La coupe du monde de ski alpin se poursuit, samedi 25 janvier, avec la mythique descente de Kitzbuhel en Autriche. Et ce malgré les chutes d'Alexis Pinturault et de Florian Loriot notamment, tous les deux héliportés, vendredi. Les deux courses du jour avaient été remportées par Cyprien Sarrazin l’année dernière. Cette fois, le skieur du Devoluy va se contenter de les regarder à la télévision. Sa grave chute à Bormio en Italie, il y a un mois, et le traumatisme intra-crânien qui a suivi vont le tenir loin des pistes pendant de longs mois. Et ils sont nombreux dans ce cas cette saison, le ski alpin est devenu plus dangereux.
Les causes de ces nombreuses chutes et blessures graves sont nombreuses. Le matériel est plus performant, il y a plus de vitesse, les pistes sont plus spectaculaires à la demande des télévisions, les sauts sont plus hauts et vont plus loin... Le tout sur une neige toujours plus dangereuse parce que plus compliquée à travailler avec le changement climatique.

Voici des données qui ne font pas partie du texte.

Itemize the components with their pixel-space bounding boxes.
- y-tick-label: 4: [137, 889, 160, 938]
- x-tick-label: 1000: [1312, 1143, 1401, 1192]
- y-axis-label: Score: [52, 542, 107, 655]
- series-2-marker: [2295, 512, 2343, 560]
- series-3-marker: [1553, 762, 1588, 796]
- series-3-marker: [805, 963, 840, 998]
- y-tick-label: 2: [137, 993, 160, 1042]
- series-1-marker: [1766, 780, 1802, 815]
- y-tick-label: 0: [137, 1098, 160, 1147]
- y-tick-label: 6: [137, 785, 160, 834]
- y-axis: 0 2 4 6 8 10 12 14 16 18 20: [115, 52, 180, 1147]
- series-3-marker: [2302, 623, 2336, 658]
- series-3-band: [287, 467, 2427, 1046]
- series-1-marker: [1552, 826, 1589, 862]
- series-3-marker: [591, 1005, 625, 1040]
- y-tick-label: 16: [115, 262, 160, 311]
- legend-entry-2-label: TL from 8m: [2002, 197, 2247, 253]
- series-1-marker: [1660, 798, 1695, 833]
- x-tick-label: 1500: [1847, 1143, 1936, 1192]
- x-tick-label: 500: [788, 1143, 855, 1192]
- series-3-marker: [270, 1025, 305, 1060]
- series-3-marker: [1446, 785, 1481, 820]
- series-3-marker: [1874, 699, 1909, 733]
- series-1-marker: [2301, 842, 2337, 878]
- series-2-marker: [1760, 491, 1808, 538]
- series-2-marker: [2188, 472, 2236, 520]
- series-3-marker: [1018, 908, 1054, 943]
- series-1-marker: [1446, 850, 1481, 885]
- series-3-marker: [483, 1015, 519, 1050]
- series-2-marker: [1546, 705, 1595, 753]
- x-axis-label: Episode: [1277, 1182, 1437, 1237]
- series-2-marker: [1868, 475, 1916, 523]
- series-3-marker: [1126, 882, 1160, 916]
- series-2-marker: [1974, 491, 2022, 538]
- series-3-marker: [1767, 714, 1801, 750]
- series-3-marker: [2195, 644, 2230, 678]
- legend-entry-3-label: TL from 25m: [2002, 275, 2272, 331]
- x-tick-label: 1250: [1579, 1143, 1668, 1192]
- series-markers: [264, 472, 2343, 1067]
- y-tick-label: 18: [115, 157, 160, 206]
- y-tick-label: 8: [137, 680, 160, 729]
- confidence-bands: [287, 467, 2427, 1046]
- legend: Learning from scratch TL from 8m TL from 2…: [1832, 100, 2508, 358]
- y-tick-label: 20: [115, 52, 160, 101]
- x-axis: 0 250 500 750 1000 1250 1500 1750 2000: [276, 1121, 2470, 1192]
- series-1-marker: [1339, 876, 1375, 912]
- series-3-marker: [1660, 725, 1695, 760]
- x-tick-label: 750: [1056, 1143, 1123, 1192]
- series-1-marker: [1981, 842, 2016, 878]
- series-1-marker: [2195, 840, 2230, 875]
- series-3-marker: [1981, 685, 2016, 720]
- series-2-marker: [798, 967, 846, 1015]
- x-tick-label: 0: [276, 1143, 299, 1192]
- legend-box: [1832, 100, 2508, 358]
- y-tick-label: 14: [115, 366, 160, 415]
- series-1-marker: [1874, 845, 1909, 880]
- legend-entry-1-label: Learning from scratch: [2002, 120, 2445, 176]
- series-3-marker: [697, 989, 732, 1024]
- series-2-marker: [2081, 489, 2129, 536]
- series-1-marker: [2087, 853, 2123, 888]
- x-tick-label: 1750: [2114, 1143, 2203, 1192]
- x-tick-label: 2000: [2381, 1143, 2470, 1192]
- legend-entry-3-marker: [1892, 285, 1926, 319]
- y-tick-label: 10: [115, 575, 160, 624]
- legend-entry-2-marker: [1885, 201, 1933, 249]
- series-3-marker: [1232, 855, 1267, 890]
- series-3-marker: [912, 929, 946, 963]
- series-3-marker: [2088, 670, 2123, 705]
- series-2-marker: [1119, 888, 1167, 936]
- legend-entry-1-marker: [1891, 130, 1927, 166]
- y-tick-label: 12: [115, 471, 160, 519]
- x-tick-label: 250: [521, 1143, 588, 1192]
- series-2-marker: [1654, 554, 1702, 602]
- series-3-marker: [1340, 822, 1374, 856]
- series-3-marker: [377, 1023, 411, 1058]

Tissus anti-coupures, combi parachute...
Pour David Chastan, directeur du ski alpin à la Fédération française de ski, il faut aussi penser à protéger les athlètes comme en Formule 1, avec le halo, ou en moto GP, avec l'airbag. "On était partis pour l'imposer, puis derrière, il y a eu des dérogations pour les athlètes qui n'étaient pas d'accord et qui voulaient avoir le choix de pouvoir le mettre ou pas, avec des justificatifs. Je trouve ça dommage. Tous nos athlètes l'utilisent, les filles comme les garçons, depuis cette année. Les tissus anti-coupures, aujourd'hui il les ont. [Il faut aussi] trouver, une possibilité de travailler sur des combinaisons qui laissent passer énormément d'air devant, et rien du tout derrière pour faire un peu parachute et avoir le même tissu pour toutes les équipes. Il y a pas mal d'idées".
La sécurité sera le sujet numéro un des réunions prévues à la mi-février en marge des championnats du monde à Saalbach, en Autriche. Mais les changements sont difficiles dans le monde du ski, car les 17 fédérations doivent voter à l'unanimité.